Okay. So 2-year growth rate. So firstly, the quarter just gone. We did around 35% 2-year growth in real currency and it is near 40% in constant currency. If I look at the U.K. in isolation, it's more like 25%. So clearly, a little lower, but nonetheless, 25% growth in the U.K. in a market that was ordinarily expected to do sort of high single digits is a strong performance for us.I think as we look forward, our real focus in the U.K. is expanding our appeal to more recreational audiences. And our hope is that all the terrific growth that we've seen in actives and FTDs during this -- during the last 12 months or so, will therefore play through into continued NGR growth in 2022 as well. Obviously, we need to wait and see what, if any, impact comes out of the Gambling Act review.But the -- we would still maintain that the prospects of growth in the U.K. are strong, not just for the market, but certainly for outperforming the market as well, not least because we have the retail estate, which continues despite COVID, despite everything that's happened to continue to drive traffic to our online platforms. So I think the prognosis for the U.K. continues to be strong.

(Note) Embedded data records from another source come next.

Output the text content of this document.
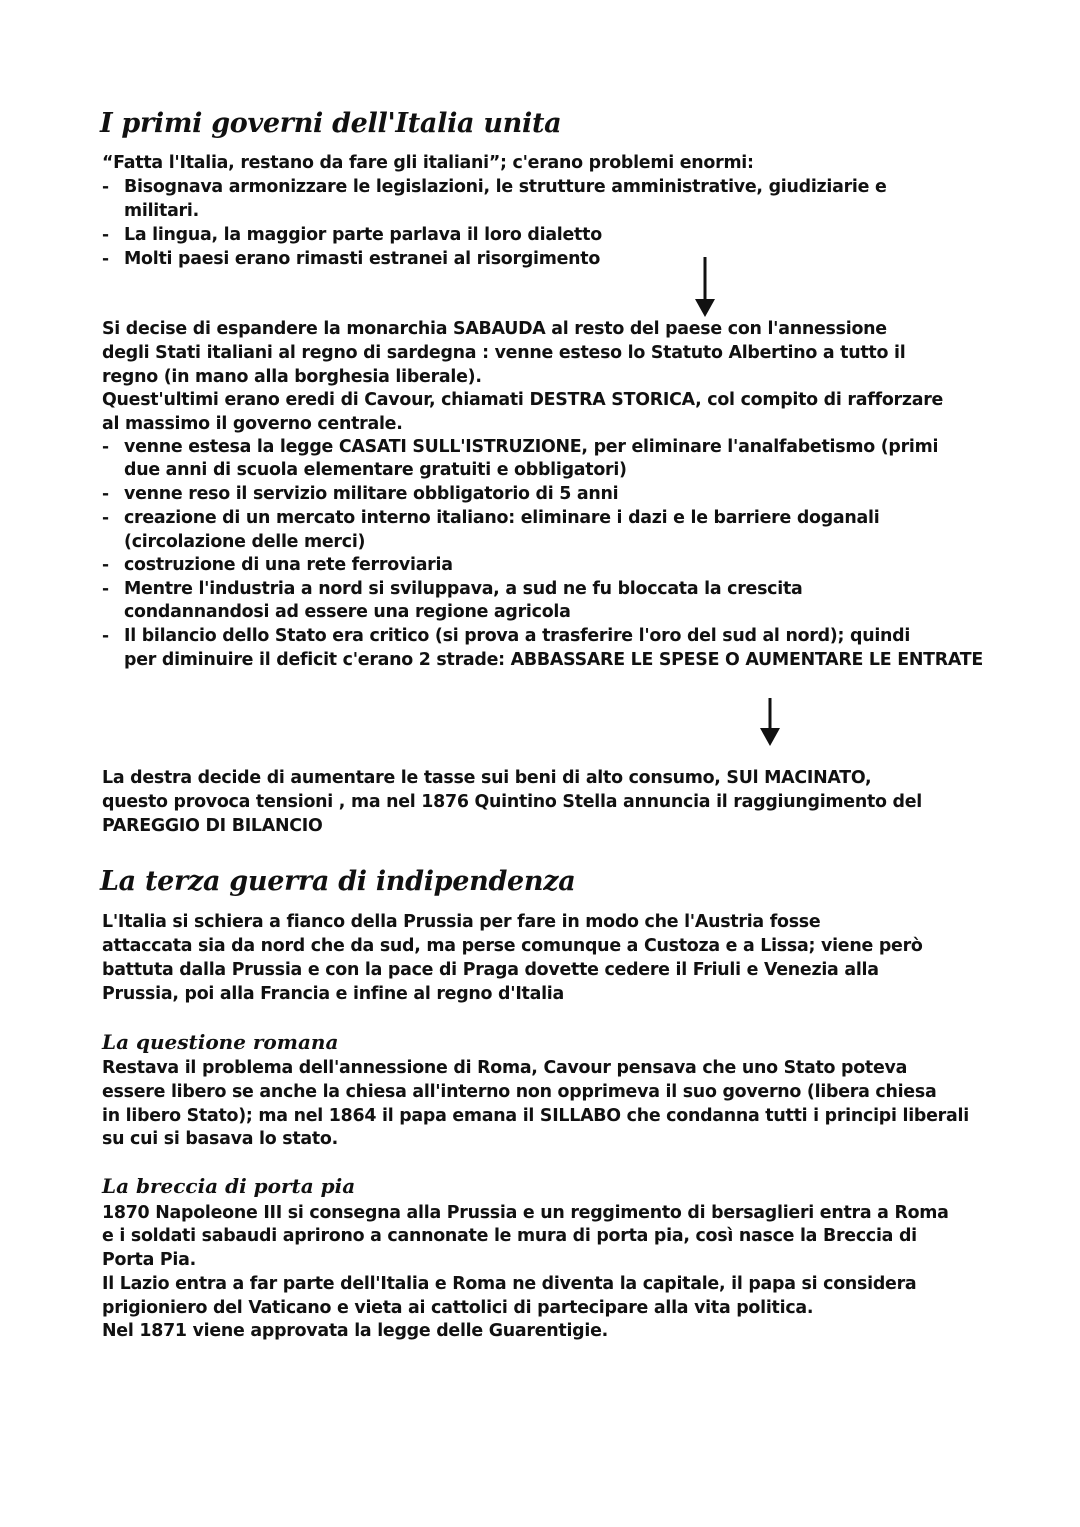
I primi governi dell'Italia unita
“Fatta l'Italia, restano da fare gli italiani”; c'erano problemi enormi:
- Bisognava armonizzare le legislazioni, le strutture amministrative, giudiziarie e
militari.
- La lingua, la maggior parte parlava il loro dialetto
- Molti paesi erano rimasti estranei al risorgimento
Si decise di espandere la monarchia SABAUDA al resto del paese con l'annessione
degli Stati italiani al regno di sardegna : venne esteso lo Statuto Albertino a tutto il
regno (in mano alla borghesia liberale).
Quest'ultimi erano eredi di Cavour, chiamati DESTRA STORICA, col compito di rafforzare
al massimo il governo centrale.
- venne estesa la legge CASATI SULL'ISTRUZIONE, per eliminare l'analfabetismo (primi
due anni di scuola elementare gratuiti e obbligatori)
- venne reso il servizio militare obbligatorio di 5 anni
- creazione di un mercato interno italiano: eliminare i dazi e le barriere doganali
(circolazione delle merci)
- costruzione di una rete ferroviaria
- Mentre l'industria a nord si sviluppava, a sud ne fu bloccata la crescita
condannandosi ad essere una regione agricola
- Il bilancio dello Stato era critico (si prova a trasferire l'oro del sud al nord); quindi
per diminuire il deficit c'erano 2 strade: ABBASSARE LE SPESE O AUMENTARE LE ENTRATE
La destra decide di aumentare le tasse sui beni di alto consumo, SUl MACINATO,
questo provoca tensioni , ma nel 1876 Quintino Stella annuncia il raggiungimento del
PAREGGIO DI BILANCIO
La terza guerra di indipendenza
L'Italia si schiera a fianco della Prussia per fare in modo che l'Austria fosse
attaccata sia da nord che da sud, ma perse comunque a Custoza e a Lissa; viene però
battuta dalla Prussia e con la pace di Praga dovette cedere il Friuli e Venezia alla
Prussia, poi alla Francia e infine al regno d'Italia
La questione romana
Restava il problema dell'annessione di Roma, Cavour pensava che uno Stato poteva
essere libero se anche la chiesa all'interno non opprimeva il suo governo (libera chiesa
in libero Stato); ma nel 1864 il papa emana il SILLABO che condanna tutti i principi liberali
su cui si basava lo stato.
La breccia di porta pia
1870 Napoleone III si consegna alla Prussia e un reggimento di bersaglieri entra a Roma
e i soldati sabaudi aprirono a cannonate le mura di porta pia, così nasce la Breccia di
Porta Pia.
Il Lazio entra a far parte dell'Italia e Roma ne diventa la capitale, il papa si considera
prigioniero del Vaticano e vieta ai cattolici di partecipare alla vita politica.
Nel 1871 viene approvata la legge delle Guarentigie.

There are no further questions at this time. I will now turn the conference back to Jette Nygaard-Andersen for any additional or closing remarks.
Thank you, and thank you all for dialing in and listening in today. Intent continues to go from strength to strength. We have a fantastic industry-leading platform that continues to drive growth, both in our core business and in the U.S. through BetMGM, as you've heard this morning, but it also provides a very strong base to drive further growth as we deliver on the strategic agenda that we set out on the 12th of August.I also hope that you can join us for our ESG and sustainability events on tenth of November. And in the meantime, if you have any other questions, do get in touch with David and the IR team. Thank you, and goodbye.